If we’ve learned anything over the past 12 months then surely it’s that stronger communities are one of the key solutions to dealing with public health crises.

Whether through a coordinated response to public health controls, or a social response to mutually beneficial movement restrictions, or simply the way that the community sector has worked day and night to limit hardship and suffering – it seems that community is the backbone of society and sadly, it seems we are on course to slip a disc.

Stephen Reicher is a member of the Sage subcommittee advising on behavioural science and he writes in the Guardian:

By now, there are numerous studies, reviews of studies and even reviews of reviews that all point to the harmful effects of social isolation and help to explain what Adrian James, president of the Royal College of Psychiatrists, has called “the biggest hit to mental health since the second world war”. But the costs of isolation aren’t only mental. They are physical too. Loneliness may have a similar impact on mortality as smoking, drinking or obesity. The pain of being alone and feeling ignored by others is every bit as real as the pain of physical injury.

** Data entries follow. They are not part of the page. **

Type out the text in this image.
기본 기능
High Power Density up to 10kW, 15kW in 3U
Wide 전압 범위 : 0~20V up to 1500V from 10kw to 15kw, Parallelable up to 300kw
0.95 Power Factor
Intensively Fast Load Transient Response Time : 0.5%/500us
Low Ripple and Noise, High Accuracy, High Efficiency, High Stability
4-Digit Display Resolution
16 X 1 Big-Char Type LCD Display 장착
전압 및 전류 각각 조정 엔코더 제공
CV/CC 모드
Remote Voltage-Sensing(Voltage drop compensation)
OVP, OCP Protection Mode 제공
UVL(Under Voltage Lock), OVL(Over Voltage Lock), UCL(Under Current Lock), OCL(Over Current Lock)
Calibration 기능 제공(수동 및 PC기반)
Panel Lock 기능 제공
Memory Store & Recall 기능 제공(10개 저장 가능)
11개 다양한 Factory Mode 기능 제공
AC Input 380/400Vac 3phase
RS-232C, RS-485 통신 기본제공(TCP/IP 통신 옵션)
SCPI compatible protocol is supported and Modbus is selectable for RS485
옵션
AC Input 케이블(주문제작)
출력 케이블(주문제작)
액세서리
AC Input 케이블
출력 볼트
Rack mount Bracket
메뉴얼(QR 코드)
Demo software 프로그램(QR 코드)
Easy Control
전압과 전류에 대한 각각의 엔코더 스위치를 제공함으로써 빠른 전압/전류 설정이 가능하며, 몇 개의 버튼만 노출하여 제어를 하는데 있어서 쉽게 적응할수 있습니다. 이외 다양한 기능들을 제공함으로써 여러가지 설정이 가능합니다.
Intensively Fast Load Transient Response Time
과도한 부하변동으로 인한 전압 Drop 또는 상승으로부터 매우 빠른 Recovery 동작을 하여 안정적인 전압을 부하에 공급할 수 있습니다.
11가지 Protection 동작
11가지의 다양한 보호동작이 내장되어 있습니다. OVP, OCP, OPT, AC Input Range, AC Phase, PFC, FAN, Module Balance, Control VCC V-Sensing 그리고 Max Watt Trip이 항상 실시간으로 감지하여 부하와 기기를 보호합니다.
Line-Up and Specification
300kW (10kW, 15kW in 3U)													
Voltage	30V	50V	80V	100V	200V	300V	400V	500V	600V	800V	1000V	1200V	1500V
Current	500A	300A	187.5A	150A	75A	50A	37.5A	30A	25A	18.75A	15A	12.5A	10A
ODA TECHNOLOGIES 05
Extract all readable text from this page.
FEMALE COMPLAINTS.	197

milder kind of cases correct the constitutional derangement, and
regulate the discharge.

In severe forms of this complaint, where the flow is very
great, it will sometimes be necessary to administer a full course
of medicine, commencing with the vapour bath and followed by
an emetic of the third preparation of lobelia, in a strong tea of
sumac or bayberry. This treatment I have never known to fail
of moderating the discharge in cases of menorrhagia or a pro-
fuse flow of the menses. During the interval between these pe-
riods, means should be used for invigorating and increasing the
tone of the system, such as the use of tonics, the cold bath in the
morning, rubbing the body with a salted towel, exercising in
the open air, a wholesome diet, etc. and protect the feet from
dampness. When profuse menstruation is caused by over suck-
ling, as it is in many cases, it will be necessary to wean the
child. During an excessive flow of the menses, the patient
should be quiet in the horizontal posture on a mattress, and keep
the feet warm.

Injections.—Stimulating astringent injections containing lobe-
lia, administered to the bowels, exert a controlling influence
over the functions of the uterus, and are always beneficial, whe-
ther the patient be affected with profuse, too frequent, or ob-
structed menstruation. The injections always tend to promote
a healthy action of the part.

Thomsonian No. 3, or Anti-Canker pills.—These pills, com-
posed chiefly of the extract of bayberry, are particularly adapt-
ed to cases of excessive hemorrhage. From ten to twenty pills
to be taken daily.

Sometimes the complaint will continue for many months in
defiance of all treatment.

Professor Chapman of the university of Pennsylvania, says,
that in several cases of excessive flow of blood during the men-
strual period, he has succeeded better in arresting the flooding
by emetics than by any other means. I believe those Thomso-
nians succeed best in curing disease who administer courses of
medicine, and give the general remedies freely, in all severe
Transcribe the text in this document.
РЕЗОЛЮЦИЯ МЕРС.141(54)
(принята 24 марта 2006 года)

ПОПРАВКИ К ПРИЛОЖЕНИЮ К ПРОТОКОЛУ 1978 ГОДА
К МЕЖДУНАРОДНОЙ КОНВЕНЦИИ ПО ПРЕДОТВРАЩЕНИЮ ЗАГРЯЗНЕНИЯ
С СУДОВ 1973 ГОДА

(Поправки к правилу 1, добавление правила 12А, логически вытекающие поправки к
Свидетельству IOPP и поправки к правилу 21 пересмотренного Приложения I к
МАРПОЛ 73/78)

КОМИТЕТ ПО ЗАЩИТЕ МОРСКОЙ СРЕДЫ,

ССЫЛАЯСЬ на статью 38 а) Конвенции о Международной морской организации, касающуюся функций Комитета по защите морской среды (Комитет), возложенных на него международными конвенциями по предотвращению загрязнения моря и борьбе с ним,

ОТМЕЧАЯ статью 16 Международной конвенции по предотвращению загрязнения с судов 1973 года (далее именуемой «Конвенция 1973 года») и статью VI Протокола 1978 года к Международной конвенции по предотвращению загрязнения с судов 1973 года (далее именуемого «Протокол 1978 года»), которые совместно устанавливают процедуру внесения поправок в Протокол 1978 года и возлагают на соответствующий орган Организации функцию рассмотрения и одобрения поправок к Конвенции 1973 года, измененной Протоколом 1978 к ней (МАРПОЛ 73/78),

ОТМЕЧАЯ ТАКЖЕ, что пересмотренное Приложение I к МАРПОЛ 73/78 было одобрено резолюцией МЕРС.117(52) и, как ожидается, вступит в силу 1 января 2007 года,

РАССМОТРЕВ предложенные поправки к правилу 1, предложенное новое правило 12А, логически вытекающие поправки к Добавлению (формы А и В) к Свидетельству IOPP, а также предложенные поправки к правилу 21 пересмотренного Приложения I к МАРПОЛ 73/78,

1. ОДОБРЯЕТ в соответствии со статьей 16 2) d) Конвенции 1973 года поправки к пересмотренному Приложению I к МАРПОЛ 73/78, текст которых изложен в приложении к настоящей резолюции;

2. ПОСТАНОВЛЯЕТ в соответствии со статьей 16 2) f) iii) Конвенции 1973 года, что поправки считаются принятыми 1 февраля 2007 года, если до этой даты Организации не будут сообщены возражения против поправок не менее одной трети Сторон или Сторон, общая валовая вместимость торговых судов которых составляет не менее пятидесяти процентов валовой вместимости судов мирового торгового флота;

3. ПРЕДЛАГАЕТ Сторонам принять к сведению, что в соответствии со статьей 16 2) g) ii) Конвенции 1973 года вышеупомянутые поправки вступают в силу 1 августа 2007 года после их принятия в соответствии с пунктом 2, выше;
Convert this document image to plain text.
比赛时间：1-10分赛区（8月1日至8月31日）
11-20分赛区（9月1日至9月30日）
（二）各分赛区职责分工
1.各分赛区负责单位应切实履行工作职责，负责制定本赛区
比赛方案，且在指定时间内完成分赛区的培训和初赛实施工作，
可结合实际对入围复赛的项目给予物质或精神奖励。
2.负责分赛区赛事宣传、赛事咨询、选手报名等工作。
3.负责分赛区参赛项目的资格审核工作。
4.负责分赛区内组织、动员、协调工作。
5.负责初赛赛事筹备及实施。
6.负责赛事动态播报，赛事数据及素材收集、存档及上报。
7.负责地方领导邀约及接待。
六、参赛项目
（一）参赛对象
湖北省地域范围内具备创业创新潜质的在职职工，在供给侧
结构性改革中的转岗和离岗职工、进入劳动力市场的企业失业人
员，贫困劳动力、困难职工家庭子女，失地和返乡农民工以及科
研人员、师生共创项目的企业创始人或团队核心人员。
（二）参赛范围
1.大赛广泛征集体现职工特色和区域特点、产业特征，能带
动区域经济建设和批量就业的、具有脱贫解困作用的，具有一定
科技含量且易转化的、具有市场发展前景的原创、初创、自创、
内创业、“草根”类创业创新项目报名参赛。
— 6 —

It’s clear that community along with its acronym partners voluntary and social enterprise groups (VCSE) have played a crucial role in the pandemic through supporting individuals, under-served groups, and vulnerable people to access public services and even simply to access food and health services.

So can we continue to acknowledge that social isolation is a public health emergency and that social prescribing along with increased coordination between the VCSE sector and public health is the antidote. Let’s come out of the Covid-19 pandemic with a stronger, more resilient population: one that funds our community to be able to learn and act and coordinate a ground-level response to what we have learned and not one that just removes the pump handle.